When it came time for the race itself, I started out easy, but some of the other guys didn't. They went out so fast, I was like, 'Damn it!' I was a complete panic. I thought they'd keep doing that. I also knew I couldn't get drawn in to go with them. Josh always says not to be surprised if someone takes it out fast. At the 300-yard mark, when I caught up to them, I felt so great. No pain.
I flipped into first around the 500-yard mark. I know I shouldn't look, but I do. Two hundred yards later, I knew I was feeling way better and had way less pain than I did my freshman year. That year, I remember asking myself, 'When is this over?' But here, around lap 30, my confidence was flowing. I could increase my tempo and finish it.
In a race like that, there's nothing more satisfying than seeing the second or third guy fall back one or two tenths every 50 yards. They tried to stay with me, but I was able to hold my pace. With 500 yards to go, that's when it started to hurt.
I started counting every lap. When you break 300 and there's 250 yards left, it still hurts like hell, but you ignore it.
'Come on, Felix! There's 250 yards to go and you can win this!'
When I touched, I had to look at the scoreboard first to make sure I had actually won. In all honesty, going from the 500 to that in two days, it was better than anyone would've expected. I was going to be happy no matter what.
Then I looked at the guys, saw they were going crazy and just lost it. I try not to be emotional in real life, but when I do something like that, I can't control my body. It was so satisfying. Adrenaline was rushing through me, I couldn't believe what happened.
Standing at the top of the podium was pretty surreal. The two years before, I was one spot lower looking up at someone else. In those years, the edges to the trophy were silver. This one was gold.
I walked back to the bench with tears in my eyes. That same walk two days ago was so hard. Now I have coaches that I don't even know who are stopping to congratulate me.

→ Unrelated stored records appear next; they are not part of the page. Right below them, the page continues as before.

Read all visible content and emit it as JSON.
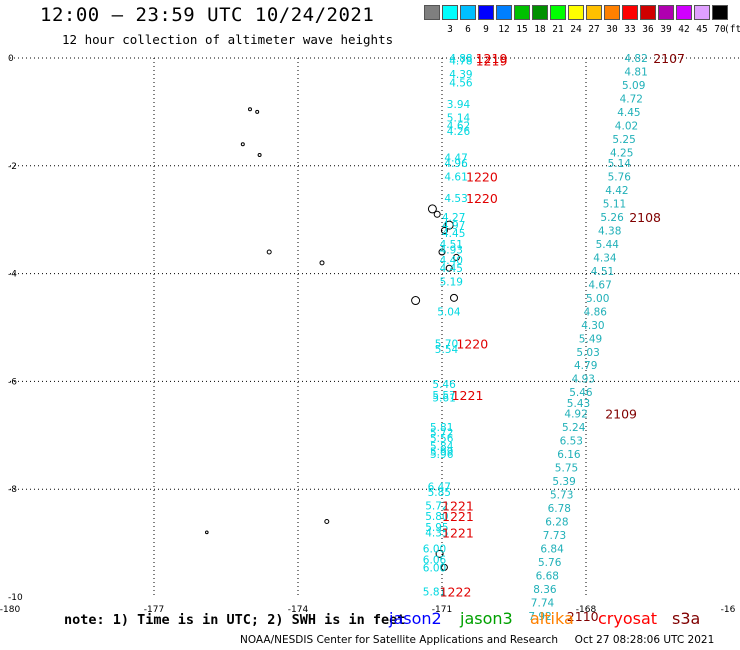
{
  "header": {
    "title": "12:00 – 23:59 UTC 10/24/2021",
    "subtitle": "12 hour collection of altimeter wave heights"
  },
  "legend": {
    "unit": "(ft)",
    "bins": [
      {
        "label": "",
        "color": "#7f7f7f"
      },
      {
        "label": "3",
        "color": "#00ffff"
      },
      {
        "label": "6",
        "color": "#00bfff"
      },
      {
        "label": "9",
        "color": "#0000ff"
      },
      {
        "label": "12",
        "color": "#007fff"
      },
      {
        "label": "15",
        "color": "#00c000"
      },
      {
        "label": "18",
        "color": "#009000"
      },
      {
        "label": "21",
        "color": "#00ff00"
      },
      {
        "label": "24",
        "color": "#ffff00"
      },
      {
        "label": "27",
        "color": "#ffc000"
      },
      {
        "label": "30",
        "color": "#ff8000"
      },
      {
        "label": "33",
        "color": "#ff0000"
      },
      {
        "label": "36",
        "color": "#d00000"
      },
      {
        "label": "39",
        "color": "#b000b0"
      },
      {
        "label": "42",
        "color": "#d000ff"
      },
      {
        "label": "45",
        "color": "#e0a0ff"
      },
      {
        "label": "70",
        "color": "#000000"
      }
    ]
  },
  "axes": {
    "x_ticks": [
      "-180",
      "-177",
      "-174",
      "-171",
      "-168",
      "-16"
    ],
    "y_ticks": [
      "0",
      "-2",
      "-4",
      "-6",
      "-8",
      "-10"
    ]
  },
  "colors": {
    "cyan_value": "#00d8e0",
    "teal_value": "#20b0b8",
    "red_time": "#e00000",
    "darkred_time": "#800000"
  },
  "tracks": [
    {
      "name": "jason3",
      "color_key": "cyan_value",
      "values": [
        {
          "lon": -170.85,
          "lat": 0.0,
          "v": "4.88"
        },
        {
          "lon": -170.85,
          "lat": -0.05,
          "v": "4.78"
        },
        {
          "lon": -170.85,
          "lat": -0.3,
          "v": "4.39"
        },
        {
          "lon": -170.85,
          "lat": -0.45,
          "v": "4.56"
        },
        {
          "lon": -170.9,
          "lat": -0.85,
          "v": "3.94"
        },
        {
          "lon": -170.9,
          "lat": -1.1,
          "v": "5.14"
        },
        {
          "lon": -170.9,
          "lat": -1.25,
          "v": "4.62"
        },
        {
          "lon": -170.9,
          "lat": -1.35,
          "v": "4.26"
        },
        {
          "lon": -170.95,
          "lat": -1.85,
          "v": "4.47"
        },
        {
          "lon": -170.95,
          "lat": -1.95,
          "v": "4.96"
        },
        {
          "lon": -170.95,
          "lat": -2.2,
          "v": "4.61"
        },
        {
          "lon": -170.95,
          "lat": -2.6,
          "v": "4.53"
        },
        {
          "lon": -171.0,
          "lat": -2.95,
          "v": "4.27"
        },
        {
          "lon": -171.0,
          "lat": -3.1,
          "v": "4.97"
        },
        {
          "lon": -171.0,
          "lat": -3.25,
          "v": "4.45"
        },
        {
          "lon": -171.05,
          "lat": -3.45,
          "v": "4.51"
        },
        {
          "lon": -171.05,
          "lat": -3.55,
          "v": "4.93"
        },
        {
          "lon": -171.05,
          "lat": -3.75,
          "v": "4.40"
        },
        {
          "lon": -171.05,
          "lat": -3.9,
          "v": "4.45"
        },
        {
          "lon": -171.05,
          "lat": -4.15,
          "v": "5.19"
        },
        {
          "lon": -171.1,
          "lat": -4.7,
          "v": "5.04"
        },
        {
          "lon": -171.15,
          "lat": -5.3,
          "v": "5.70"
        },
        {
          "lon": -171.15,
          "lat": -5.4,
          "v": "5.54"
        },
        {
          "lon": -171.2,
          "lat": -6.05,
          "v": "5.46"
        },
        {
          "lon": -171.2,
          "lat": -6.25,
          "v": "5.57"
        },
        {
          "lon": -171.2,
          "lat": -6.3,
          "v": "5.61"
        },
        {
          "lon": -171.25,
          "lat": -6.85,
          "v": "5.81"
        },
        {
          "lon": -171.25,
          "lat": -6.95,
          "v": "5.72"
        },
        {
          "lon": -171.25,
          "lat": -7.05,
          "v": "5.56"
        },
        {
          "lon": -171.25,
          "lat": -7.2,
          "v": "5.84"
        },
        {
          "lon": -171.25,
          "lat": -7.3,
          "v": "5.99"
        },
        {
          "lon": -171.25,
          "lat": -7.35,
          "v": "5.96"
        },
        {
          "lon": -171.3,
          "lat": -7.95,
          "v": "6.47"
        },
        {
          "lon": -171.3,
          "lat": -8.05,
          "v": "5.85"
        },
        {
          "lon": -171.35,
          "lat": -8.3,
          "v": "5.72"
        },
        {
          "lon": -171.35,
          "lat": -8.5,
          "v": "5.80"
        },
        {
          "lon": -171.35,
          "lat": -8.7,
          "v": "5.95"
        },
        {
          "lon": -171.35,
          "lat": -8.8,
          "v": "4.35"
        },
        {
          "lon": -171.4,
          "lat": -9.1,
          "v": "6.00"
        },
        {
          "lon": -171.4,
          "lat": -9.3,
          "v": "6.06"
        },
        {
          "lon": -171.4,
          "lat": -9.45,
          "v": "6.00"
        },
        {
          "lon": -171.4,
          "lat": -9.9,
          "v": "5.81"
        }
      ],
      "times": [
        {
          "lon": -170.3,
          "lat": 0.0,
          "t": "1219"
        },
        {
          "lon": -170.3,
          "lat": -0.05,
          "t": "1219"
        },
        {
          "lon": -170.5,
          "lat": -2.2,
          "t": "1220"
        },
        {
          "lon": -170.5,
          "lat": -2.6,
          "t": "1220"
        },
        {
          "lon": -170.7,
          "lat": -5.3,
          "t": "1220"
        },
        {
          "lon": -170.8,
          "lat": -6.25,
          "t": "1221"
        },
        {
          "lon": -171.0,
          "lat": -8.3,
          "t": "1221"
        },
        {
          "lon": -171.0,
          "lat": -8.5,
          "t": "1221"
        },
        {
          "lon": -171.0,
          "lat": -8.8,
          "t": "1221"
        },
        {
          "lon": -171.05,
          "lat": -9.9,
          "t": "1222"
        }
      ]
    },
    {
      "name": "cryosat",
      "color_key": "teal_value",
      "values": [
        {
          "lon": -167.2,
          "lat": 0.0,
          "v": "4.82"
        },
        {
          "lon": -167.2,
          "lat": -0.25,
          "v": "4.81"
        },
        {
          "lon": -167.25,
          "lat": -0.5,
          "v": "5.09"
        },
        {
          "lon": -167.3,
          "lat": -0.75,
          "v": "4.72"
        },
        {
          "lon": -167.35,
          "lat": -1.0,
          "v": "4.45"
        },
        {
          "lon": -167.4,
          "lat": -1.25,
          "v": "4.02"
        },
        {
          "lon": -167.45,
          "lat": -1.5,
          "v": "5.25"
        },
        {
          "lon": -167.5,
          "lat": -1.75,
          "v": "4.25"
        },
        {
          "lon": -167.55,
          "lat": -1.95,
          "v": "5.14"
        },
        {
          "lon": -167.55,
          "lat": -2.2,
          "v": "5.76"
        },
        {
          "lon": -167.6,
          "lat": -2.45,
          "v": "4.42"
        },
        {
          "lon": -167.65,
          "lat": -2.7,
          "v": "5.11"
        },
        {
          "lon": -167.7,
          "lat": -2.95,
          "v": "5.26"
        },
        {
          "lon": -167.75,
          "lat": -3.2,
          "v": "4.38"
        },
        {
          "lon": -167.8,
          "lat": -3.45,
          "v": "5.44"
        },
        {
          "lon": -167.85,
          "lat": -3.7,
          "v": "4.34"
        },
        {
          "lon": -167.9,
          "lat": -3.95,
          "v": "4.51"
        },
        {
          "lon": -167.95,
          "lat": -4.2,
          "v": "4.67"
        },
        {
          "lon": -168.0,
          "lat": -4.45,
          "v": "5.00"
        },
        {
          "lon": -168.05,
          "lat": -4.7,
          "v": "4.86"
        },
        {
          "lon": -168.1,
          "lat": -4.95,
          "v": "4.30"
        },
        {
          "lon": -168.15,
          "lat": -5.2,
          "v": "5.49"
        },
        {
          "lon": -168.2,
          "lat": -5.45,
          "v": "5.03"
        },
        {
          "lon": -168.25,
          "lat": -5.7,
          "v": "4.79"
        },
        {
          "lon": -168.3,
          "lat": -5.95,
          "v": "4.93"
        },
        {
          "lon": -168.35,
          "lat": -6.2,
          "v": "5.46"
        },
        {
          "lon": -168.4,
          "lat": -6.4,
          "v": "5.43"
        },
        {
          "lon": -168.45,
          "lat": -6.6,
          "v": "4.92"
        },
        {
          "lon": -168.5,
          "lat": -6.85,
          "v": "5.24"
        },
        {
          "lon": -168.55,
          "lat": -7.1,
          "v": "6.53"
        },
        {
          "lon": -168.6,
          "lat": -7.35,
          "v": "6.16"
        },
        {
          "lon": -168.65,
          "lat": -7.6,
          "v": "5.75"
        },
        {
          "lon": -168.7,
          "lat": -7.85,
          "v": "5.39"
        },
        {
          "lon": -168.75,
          "lat": -8.1,
          "v": "5.73"
        },
        {
          "lon": -168.8,
          "lat": -8.35,
          "v": "6.78"
        },
        {
          "lon": -168.85,
          "lat": -8.6,
          "v": "6.28"
        },
        {
          "lon": -168.9,
          "lat": -8.85,
          "v": "7.73"
        },
        {
          "lon": -168.95,
          "lat": -9.1,
          "v": "6.84"
        },
        {
          "lon": -169.0,
          "lat": -9.35,
          "v": "5.76"
        },
        {
          "lon": -169.05,
          "lat": -9.6,
          "v": "6.68"
        },
        {
          "lon": -169.1,
          "lat": -9.85,
          "v": "8.36"
        },
        {
          "lon": -169.15,
          "lat": -10.1,
          "v": "7.74"
        },
        {
          "lon": -169.2,
          "lat": -10.35,
          "v": "7.92"
        }
      ],
      "times": [
        {
          "lon": -166.6,
          "lat": 0.0,
          "t": "2107"
        },
        {
          "lon": -167.1,
          "lat": -2.95,
          "t": "2108"
        },
        {
          "lon": -167.6,
          "lat": -6.6,
          "t": "2109"
        },
        {
          "lon": -168.4,
          "lat": -10.35,
          "t": "2110"
        }
      ]
    }
  ],
  "footer": {
    "note": "note: 1) Time is in UTC; 2) SWH is in feet",
    "satellites": [
      {
        "name": "jason2",
        "color": "#0000ff"
      },
      {
        "name": "jason3",
        "color": "#00a000"
      },
      {
        "name": "altika",
        "color": "#ff8000"
      },
      {
        "name": "cryosat",
        "color": "#ff0000"
      },
      {
        "name": "s3a",
        "color": "#800000"
      }
    ],
    "credit": "NOAA/NESDIS Center for Satellite Applications and Research     Oct 27 08:28:06 UTC 2021"
  }
}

Looking back, I would say it was a bad meet with the best outcome I've ever had. I had a rough week, the lowest amounts of points I've ever scored for the team. If I had gone faster on the relay, we could've moved up spots in the standings. I didn't score in the 500 and didn't score in the 200. I lost points for my team.
Honestly, I don't know what went wrong and still don't. I want to know because I don't want it to happen again. But it also taught me a valuable lesson.
Your meet isn't really over until the last day. What happened in past races doesn't mean the future races will go the same way.
Swimming is just swimming -- and each race is a new race.